I closed my eyes and pinched the bridge of my nose. Fuck. I never should have said that to her. “I told you. I was trying to be the person you wanted me to be.”
“So it was my fault.” A hard edge to her tone now.
“No. None of it was. I’ve told you that too. I’ll take all the blame.”
“I loved you. I was willing to put up with all your shit. And you gave up on me. On us. You humiliated me.”
“I know.” That thought haunted me. Diana had loved me, even with all the strange quirks. What if I never had that again? Even if I hadn’t been madly in love with her, maybe I should have tried harder to make it work. “You deserved better.”

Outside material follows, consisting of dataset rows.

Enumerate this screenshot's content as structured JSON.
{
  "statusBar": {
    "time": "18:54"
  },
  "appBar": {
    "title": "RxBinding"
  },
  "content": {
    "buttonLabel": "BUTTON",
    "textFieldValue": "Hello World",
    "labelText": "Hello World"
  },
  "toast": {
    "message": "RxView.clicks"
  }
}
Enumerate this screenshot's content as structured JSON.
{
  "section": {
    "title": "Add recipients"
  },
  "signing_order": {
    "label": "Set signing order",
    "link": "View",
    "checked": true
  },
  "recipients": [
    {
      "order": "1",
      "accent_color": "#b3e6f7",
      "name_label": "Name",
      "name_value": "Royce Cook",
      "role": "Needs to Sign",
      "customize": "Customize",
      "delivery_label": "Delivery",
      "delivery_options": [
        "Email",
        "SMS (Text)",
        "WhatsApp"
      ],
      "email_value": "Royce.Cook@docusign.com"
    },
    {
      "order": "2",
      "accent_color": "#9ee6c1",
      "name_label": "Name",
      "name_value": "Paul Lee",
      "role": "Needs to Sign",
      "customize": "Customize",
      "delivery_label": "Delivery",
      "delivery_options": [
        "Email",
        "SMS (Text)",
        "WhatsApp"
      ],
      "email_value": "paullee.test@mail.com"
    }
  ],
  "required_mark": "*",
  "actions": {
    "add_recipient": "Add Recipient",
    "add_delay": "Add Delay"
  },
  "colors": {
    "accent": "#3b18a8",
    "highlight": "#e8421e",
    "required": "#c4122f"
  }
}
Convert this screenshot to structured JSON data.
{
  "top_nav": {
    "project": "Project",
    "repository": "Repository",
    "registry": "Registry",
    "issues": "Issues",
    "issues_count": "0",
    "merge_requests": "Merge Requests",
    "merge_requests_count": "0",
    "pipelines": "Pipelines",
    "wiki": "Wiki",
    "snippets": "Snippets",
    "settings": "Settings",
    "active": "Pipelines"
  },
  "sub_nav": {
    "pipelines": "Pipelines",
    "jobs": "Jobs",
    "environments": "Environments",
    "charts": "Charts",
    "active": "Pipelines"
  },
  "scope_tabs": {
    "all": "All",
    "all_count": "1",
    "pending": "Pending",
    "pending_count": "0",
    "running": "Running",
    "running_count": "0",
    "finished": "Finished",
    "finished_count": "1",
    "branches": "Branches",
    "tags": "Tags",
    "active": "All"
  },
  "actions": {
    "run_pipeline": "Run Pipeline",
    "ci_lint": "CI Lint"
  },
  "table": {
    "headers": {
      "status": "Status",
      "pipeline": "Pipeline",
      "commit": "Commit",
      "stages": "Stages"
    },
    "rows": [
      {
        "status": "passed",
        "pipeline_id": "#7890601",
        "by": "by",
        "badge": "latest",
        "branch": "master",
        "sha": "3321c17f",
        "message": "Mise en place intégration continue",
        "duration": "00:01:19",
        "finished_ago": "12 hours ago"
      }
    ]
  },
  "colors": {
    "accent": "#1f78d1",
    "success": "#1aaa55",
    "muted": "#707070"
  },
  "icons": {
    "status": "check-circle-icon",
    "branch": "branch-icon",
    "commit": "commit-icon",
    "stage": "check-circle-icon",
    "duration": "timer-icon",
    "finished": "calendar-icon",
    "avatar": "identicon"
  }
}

“Damn right I did,” she said bitterly. “We had a perfect wedding planned, Sebastian. A perfect life.”
No, we didn’t. Not for me. That life in New York… The eighty hour work weeks, the all-nighters, the tedious grunt work, the insane deadlines, the constant pressure to bill, the competitive social scene, the pressure to constantly work more, earn more, have more. You loved all that. But it was tearing me apart.
“I should go.” I ended the call without saying anything else and went to bed, upset that I’d made the call in the first place. What the hell did I expect? I’d called off the wedding with six months to go, told her she wasn’t the one—why should she forgive me?
Sometimes I wondered if I’d made the wrong decision…maybe I had loved her enough and didn’t know it. Maybe I should have tried harder to live with the doubt. Maybe I should be married to her right now.
But it wasn’t Diana I missed when I got between the sheets that night. It wasn’t her body I wanted next to mine as I slipped my hard, swollen flesh through my fist. It wasn’t her smile or her voice or her laugh or her eyes or her mouth I thought about at the moment of agonizing, sublime relief.